The field of embodied AI is moving towards developing more robust and efficient defense mechanisms against jailbreak attacks and other security threats. Researchers are exploring innovative approaches to enhance the safety of embodied AI systems, including representation engineering and targeted attention modification. These methods aim to mitigate the risks associated with large language models and ensure the reliable operation of embodied agents in various environments. Notable papers in this area include:
- Concept Enhancement Engineering, which proposes a novel defense framework that leverages representation engineering to enhance the safety of embodied LLMs.
- DETAM, a finetuning-free defense approach that improves the defensive capabilities against jailbreak attacks of LLMs via targeted attention modification.
- DoomArena, a security evaluation framework for AI agents that allows for detailed threat modeling and adaptable security testing.
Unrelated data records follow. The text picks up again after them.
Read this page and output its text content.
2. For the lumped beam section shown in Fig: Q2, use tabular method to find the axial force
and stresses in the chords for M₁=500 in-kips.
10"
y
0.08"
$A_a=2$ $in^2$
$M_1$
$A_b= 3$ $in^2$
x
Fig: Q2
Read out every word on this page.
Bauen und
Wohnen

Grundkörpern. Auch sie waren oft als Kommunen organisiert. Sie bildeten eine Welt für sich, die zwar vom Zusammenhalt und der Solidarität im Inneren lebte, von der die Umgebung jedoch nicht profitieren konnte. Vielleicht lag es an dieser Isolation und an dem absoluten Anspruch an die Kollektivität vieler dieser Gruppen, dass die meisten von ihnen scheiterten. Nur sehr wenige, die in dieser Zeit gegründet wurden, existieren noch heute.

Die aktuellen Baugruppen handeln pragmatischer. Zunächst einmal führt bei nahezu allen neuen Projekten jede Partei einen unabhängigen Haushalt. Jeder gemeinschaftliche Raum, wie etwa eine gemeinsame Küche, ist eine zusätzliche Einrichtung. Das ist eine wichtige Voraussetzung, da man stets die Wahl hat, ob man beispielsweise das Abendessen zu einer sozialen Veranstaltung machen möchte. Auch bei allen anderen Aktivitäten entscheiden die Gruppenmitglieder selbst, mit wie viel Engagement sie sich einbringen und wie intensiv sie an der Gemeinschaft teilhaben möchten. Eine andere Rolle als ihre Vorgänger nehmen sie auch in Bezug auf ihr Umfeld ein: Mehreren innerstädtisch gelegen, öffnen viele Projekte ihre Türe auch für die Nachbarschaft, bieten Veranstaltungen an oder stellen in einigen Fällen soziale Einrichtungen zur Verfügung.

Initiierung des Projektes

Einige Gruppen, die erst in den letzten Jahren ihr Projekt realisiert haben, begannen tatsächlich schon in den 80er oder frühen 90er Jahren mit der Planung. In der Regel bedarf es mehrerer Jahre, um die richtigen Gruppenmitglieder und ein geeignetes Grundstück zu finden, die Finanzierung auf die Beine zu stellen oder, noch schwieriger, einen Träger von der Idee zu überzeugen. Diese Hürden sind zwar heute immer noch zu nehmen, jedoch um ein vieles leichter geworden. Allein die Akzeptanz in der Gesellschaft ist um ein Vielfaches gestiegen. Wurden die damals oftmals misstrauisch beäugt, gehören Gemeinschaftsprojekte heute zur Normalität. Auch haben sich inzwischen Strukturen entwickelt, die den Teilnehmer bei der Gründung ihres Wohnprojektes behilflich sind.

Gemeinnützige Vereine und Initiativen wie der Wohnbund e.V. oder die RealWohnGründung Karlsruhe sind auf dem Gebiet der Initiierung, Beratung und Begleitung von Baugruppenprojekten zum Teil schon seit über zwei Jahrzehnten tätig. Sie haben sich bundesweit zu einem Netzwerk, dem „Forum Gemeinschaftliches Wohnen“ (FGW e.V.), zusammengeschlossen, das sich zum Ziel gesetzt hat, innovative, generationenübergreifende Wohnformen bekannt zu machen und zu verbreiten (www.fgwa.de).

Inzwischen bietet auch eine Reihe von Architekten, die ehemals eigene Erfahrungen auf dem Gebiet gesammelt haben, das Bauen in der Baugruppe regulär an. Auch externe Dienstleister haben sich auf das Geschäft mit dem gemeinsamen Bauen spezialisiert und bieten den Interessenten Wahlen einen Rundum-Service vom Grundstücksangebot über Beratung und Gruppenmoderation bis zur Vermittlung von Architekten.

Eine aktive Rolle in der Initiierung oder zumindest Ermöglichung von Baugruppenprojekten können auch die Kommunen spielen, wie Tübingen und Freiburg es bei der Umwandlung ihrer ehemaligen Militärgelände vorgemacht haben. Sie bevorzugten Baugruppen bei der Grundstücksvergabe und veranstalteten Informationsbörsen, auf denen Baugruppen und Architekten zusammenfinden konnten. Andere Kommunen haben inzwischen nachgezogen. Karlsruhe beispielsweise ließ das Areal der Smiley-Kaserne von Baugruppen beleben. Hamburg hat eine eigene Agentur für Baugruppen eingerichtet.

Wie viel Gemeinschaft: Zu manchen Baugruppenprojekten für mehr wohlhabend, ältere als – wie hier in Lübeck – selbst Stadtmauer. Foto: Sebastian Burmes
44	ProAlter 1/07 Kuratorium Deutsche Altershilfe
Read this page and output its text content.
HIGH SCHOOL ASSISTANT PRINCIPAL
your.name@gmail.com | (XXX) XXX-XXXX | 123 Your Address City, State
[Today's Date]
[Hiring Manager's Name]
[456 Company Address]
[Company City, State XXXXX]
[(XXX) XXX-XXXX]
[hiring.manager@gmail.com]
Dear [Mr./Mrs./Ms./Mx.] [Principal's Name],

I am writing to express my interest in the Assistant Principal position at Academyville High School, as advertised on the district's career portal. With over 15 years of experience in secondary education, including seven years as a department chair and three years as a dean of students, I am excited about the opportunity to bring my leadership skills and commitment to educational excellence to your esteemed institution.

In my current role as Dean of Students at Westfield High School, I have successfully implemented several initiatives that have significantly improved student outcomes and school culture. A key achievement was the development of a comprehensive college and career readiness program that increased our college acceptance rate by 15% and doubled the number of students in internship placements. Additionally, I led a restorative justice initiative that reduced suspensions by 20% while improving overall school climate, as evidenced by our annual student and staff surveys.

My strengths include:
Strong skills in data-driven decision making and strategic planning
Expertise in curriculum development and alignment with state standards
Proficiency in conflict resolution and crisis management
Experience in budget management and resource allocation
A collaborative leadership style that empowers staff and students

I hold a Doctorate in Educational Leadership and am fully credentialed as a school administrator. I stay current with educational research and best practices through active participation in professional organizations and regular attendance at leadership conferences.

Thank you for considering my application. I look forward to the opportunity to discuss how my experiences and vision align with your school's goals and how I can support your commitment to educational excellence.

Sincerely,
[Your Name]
- A Framework for Benchmarking and Aligning Task-Planning Safety in LLM-Based Embodied Agents, which presents an integrated framework for measuring and aligning the safety of LLM-based embodied agents' behaviors.
- Advancing Embodied Agent Security, which introduces a novel input moderation framework and a safety benchmark tailored to embodied agents.
- WALL-E 2.0, which proposes a training-free world alignment approach that learns an environment's symbolic knowledge complementary to LLMs and improves the performance of world model-based LLM agents.